Глава 21. Невыпитое молоко

Прошло несколько недель.

Тело заживало медленно, слой за слоем: матка сокращалась тянущими, тупыми волнами, грудь наливалась молоком, которое некому было выпить, и каждое утро Куки просыпалась с мокрой футболкой и с тем разлитым, вязким чувством, что где-то внутри всё стоит не так, как должно, — не болью даже, а её отсутствием там, где боль была бы понятнее.

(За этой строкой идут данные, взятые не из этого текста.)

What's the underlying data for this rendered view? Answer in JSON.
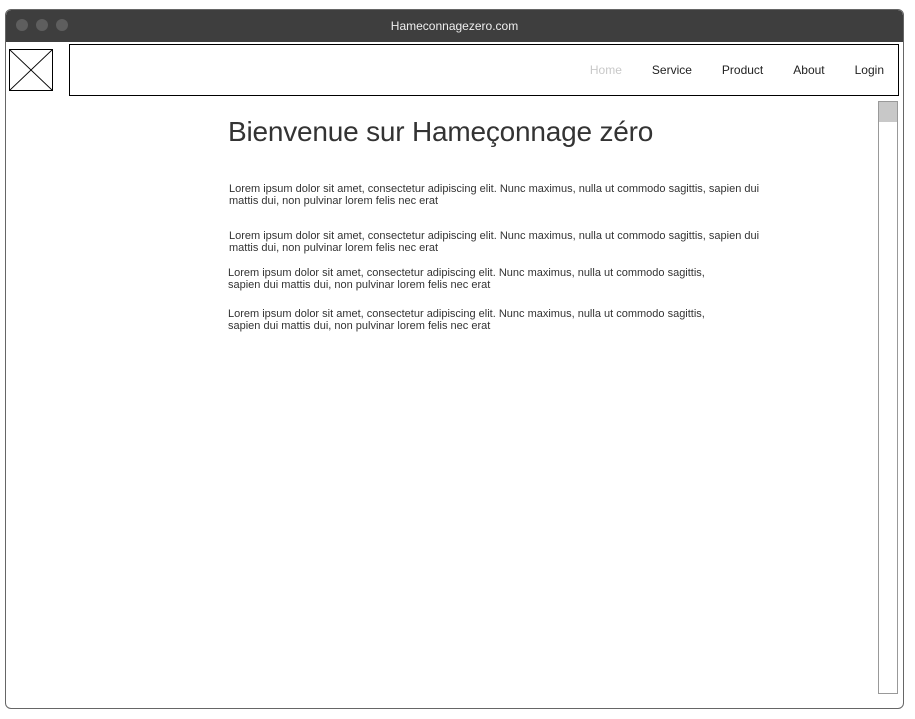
{
  "window": {
    "title": "Hameconnagezero.com"
  },
  "nav": {
    "items": [
      {
        "label": "Home"
      },
      {
        "label": "Service"
      },
      {
        "label": "Product"
      },
      {
        "label": "About"
      },
      {
        "label": "Login"
      }
    ]
  },
  "main": {
    "title": "Bienvenue sur Hameçonnage zéro",
    "paragraphs": [
      {
        "line1": "Lorem ipsum dolor sit amet, consectetur adipiscing elit. Nunc maximus, nulla ut commodo sagittis, sapien dui",
        "line2": "mattis dui, non pulvinar lorem felis nec erat"
      },
      {
        "line1": "Lorem ipsum dolor sit amet, consectetur adipiscing elit. Nunc maximus, nulla ut commodo sagittis, sapien dui",
        "line2": "mattis dui, non pulvinar lorem felis nec erat"
      },
      {
        "line1": "Lorem ipsum dolor sit amet, consectetur adipiscing elit. Nunc maximus, nulla ut commodo sagittis,",
        "line2": "sapien dui mattis dui, non pulvinar lorem felis nec erat"
      },
      {
        "line1": "Lorem ipsum dolor sit amet, consectetur adipiscing elit. Nunc maximus, nulla ut commodo sagittis,",
        "line2": "sapien dui mattis dui, non pulvinar lorem felis nec erat"
      }
    ]
  },
  "icons": {
    "logo": "image-placeholder-icon"
  },
  "colors": {
    "titlebar": "#3e3e3e",
    "nav_disabled": "#c8c8c8",
    "text": "#333333"
  }
}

Марта приносила ей завтрак, и Куки ела, не чувствуя вкуса, потому что еда была просто функцией. Её тело, которое она перестала считать своим, теперь отказывалось даже от тех крох тепла, что оставались от беременности. Она просыпалась ночью от того, что ладонь машинально ложилась на живот, и находила там только плоскую, ровную поверхность — ни шевелений, ни тяжести, ни жизни. И тогда она просто лежала, глядя в темноту, и считала до ста. Потом до тысячи. Потом переставала считать и просто ждала утра.

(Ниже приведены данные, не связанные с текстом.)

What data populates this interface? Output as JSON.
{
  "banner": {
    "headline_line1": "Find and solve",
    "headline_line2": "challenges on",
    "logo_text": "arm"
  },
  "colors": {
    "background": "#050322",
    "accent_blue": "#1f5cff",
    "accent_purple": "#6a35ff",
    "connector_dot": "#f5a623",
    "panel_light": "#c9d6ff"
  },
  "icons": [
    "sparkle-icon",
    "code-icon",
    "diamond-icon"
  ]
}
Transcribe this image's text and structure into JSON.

Хозяин иногда заходил — садился рядом, клал руку на её голову, говорил что-то утешительное, что должно было звучать как «ты справилась», но звучало как «ты выполнила функцию». И Куки принимала эти слова, потому что она уже не знала, что значит принимать слова иначе.

Но однажды ночью, когда дом затих и даже Марта перестала ходить по коридорам, Куки лежала на лежаке и вдруг почувствовала, что внутри неё, там, где жила Эмили — та самая, что когда-то хотела свободы и выбирала пути, — что-то зашевелилось. Не ребёнок. Тот, кто носил ребёнка. Она почувствовала себя. Слабо, как тень тени.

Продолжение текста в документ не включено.